In 2007, Mubarak’s regime introduced a set of amendments allegedly meant to empower the parliament by allowing it a stronger say on certain matters. Yet the same package of changes gave the president more leeway to dissolve the parliament.

”The president’s powers have to be curbed to pave the way for a parliamentary republic,” said al-Salmi.

In recent days, many opposition parties as well as youth-based revolutionary groups have argued that the democratic transition should lead to a parliamentary system.

In parliamentary systems, the head of state is a ceremonial leader with nominal functions. That person can be a president or a monarch and may be elected by either the parliament or the people. The prime minister is the chief executive. The prime minister and the cabinet should come from the party that wins the majority in parliament. The British government serves as the best example of parliamentary models.

But this model might not be a matter of consensus in Egypt.

“The parliamentary system needs strong parties. Do we have that in Egypt?” Ahmed Mekki, another vice president of Egypt’s Cassation Court, asked rhetorically.

With Egypt’s frail parties, a parliamentary system might sow the seeds of “a dictatorship of the majority”, added Mekki. “The parliamentary system requires a strong and stable party system so that the ruling party will be facing strong opposition from other parties,” he explained.

Despite its 24 political parties, Egypt serves as a classic example of a single-party system. For decades, the NDP monopolized power and employed a number of tactics to weaken other parties. Adversary parties had to live with an arsenal of restrictive laws that limited their ability to build a strong support base. They never succeeded in garnering a significant representation in parliament due to both their internal divisions and the regime's vote rigging. In the outgoing People’s Assembly, opposition parties hardly held 3 percent of the contested seats.

For Mekki, Egypt will have to come up with a mixed model that derives elements from both presidential and parliamentary systems. In that system, a stronger balance of power should be struck between the president’s duties and the parliament’s authority, explained Mekki.

In parliamentary systems in which no party can win a majority of seats, divergent parties end up forming coalition governments. In some countries such as Israel, such coalitions have been recipes for political instability. But this argument did not sound alarming to al-Salmi.

“The drawbacks of the parliamentary system are less harmful than the disadvantages of concentrating power in the hand of one person,” said al-Salmi.
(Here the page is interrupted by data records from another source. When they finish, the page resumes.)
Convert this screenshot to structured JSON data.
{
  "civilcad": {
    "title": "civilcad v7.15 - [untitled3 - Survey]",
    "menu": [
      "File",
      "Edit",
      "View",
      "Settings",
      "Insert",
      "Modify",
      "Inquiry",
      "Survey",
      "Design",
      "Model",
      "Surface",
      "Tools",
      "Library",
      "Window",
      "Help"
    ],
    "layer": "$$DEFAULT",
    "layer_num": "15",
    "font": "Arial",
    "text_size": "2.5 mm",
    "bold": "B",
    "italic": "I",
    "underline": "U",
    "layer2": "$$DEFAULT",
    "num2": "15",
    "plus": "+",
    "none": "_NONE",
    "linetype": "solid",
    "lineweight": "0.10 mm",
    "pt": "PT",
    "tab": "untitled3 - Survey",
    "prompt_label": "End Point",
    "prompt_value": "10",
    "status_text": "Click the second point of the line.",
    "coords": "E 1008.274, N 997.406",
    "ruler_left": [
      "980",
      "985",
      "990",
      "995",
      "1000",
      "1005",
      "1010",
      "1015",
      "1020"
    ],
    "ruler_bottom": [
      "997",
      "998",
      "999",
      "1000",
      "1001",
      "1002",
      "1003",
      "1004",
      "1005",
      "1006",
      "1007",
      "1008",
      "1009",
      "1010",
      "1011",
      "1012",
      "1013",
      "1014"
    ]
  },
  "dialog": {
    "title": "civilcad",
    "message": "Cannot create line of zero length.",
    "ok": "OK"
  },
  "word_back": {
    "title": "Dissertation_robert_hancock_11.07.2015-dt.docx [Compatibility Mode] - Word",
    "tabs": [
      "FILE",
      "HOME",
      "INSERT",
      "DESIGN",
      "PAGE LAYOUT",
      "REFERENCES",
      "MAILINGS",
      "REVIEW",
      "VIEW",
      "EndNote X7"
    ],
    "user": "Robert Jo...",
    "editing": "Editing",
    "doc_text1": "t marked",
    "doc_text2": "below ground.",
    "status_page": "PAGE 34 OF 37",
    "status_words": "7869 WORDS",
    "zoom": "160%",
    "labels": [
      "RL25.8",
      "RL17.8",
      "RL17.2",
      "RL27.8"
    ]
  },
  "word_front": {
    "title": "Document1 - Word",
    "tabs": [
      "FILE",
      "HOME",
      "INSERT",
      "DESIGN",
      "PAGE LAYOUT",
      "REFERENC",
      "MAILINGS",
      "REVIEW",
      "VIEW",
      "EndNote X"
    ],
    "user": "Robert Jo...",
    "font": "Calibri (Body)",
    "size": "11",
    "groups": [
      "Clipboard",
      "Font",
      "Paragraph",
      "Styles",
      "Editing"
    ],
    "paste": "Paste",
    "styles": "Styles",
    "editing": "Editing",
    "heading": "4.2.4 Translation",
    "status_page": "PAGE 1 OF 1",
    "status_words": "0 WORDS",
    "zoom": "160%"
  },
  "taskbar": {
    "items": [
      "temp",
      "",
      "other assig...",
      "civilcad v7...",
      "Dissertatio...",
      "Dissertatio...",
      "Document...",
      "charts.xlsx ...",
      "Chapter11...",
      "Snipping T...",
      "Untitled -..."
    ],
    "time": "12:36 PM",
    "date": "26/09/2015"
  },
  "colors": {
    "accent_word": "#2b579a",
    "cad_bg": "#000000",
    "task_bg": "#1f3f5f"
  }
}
“Democracy is self-corrective: it will ensure the rise of strong parties that can eventually obtain majorities… Plus, the parliamentary system is not alien to Egypt. The 1923 Constitution established a parliamentary system that lasted for many years."

Prior to 1952 revolution, Egypt was a parliamentary monarchy in which the king had sovereignty but the elected prime minister was theoretically the actual ruler. However, the helm of state swung between three players: the king, the government and the British occupation forces. After the military coup, this system was abolished and power went into the hands of the Revolutionary Command Council. During his presidency, Gamal Abdel Nasser's regime promulgated several constitutions that concentrated power in the president's hands.

Egypt's current constitution was passed under President Anwar Sadat in 1971. In 1980, Mubarak’s predecessor amended the constitution to allow the president to stay in office indefinitely and make Islamic Sharia the primary source of legislation.

The army-appointed commission is expected to report the proposed amendments to the army by the end of this month. And while certain changes are expected, there will be much more constitutional debate to follow as the nation decides what political model post-Mubarak Egypt will follow.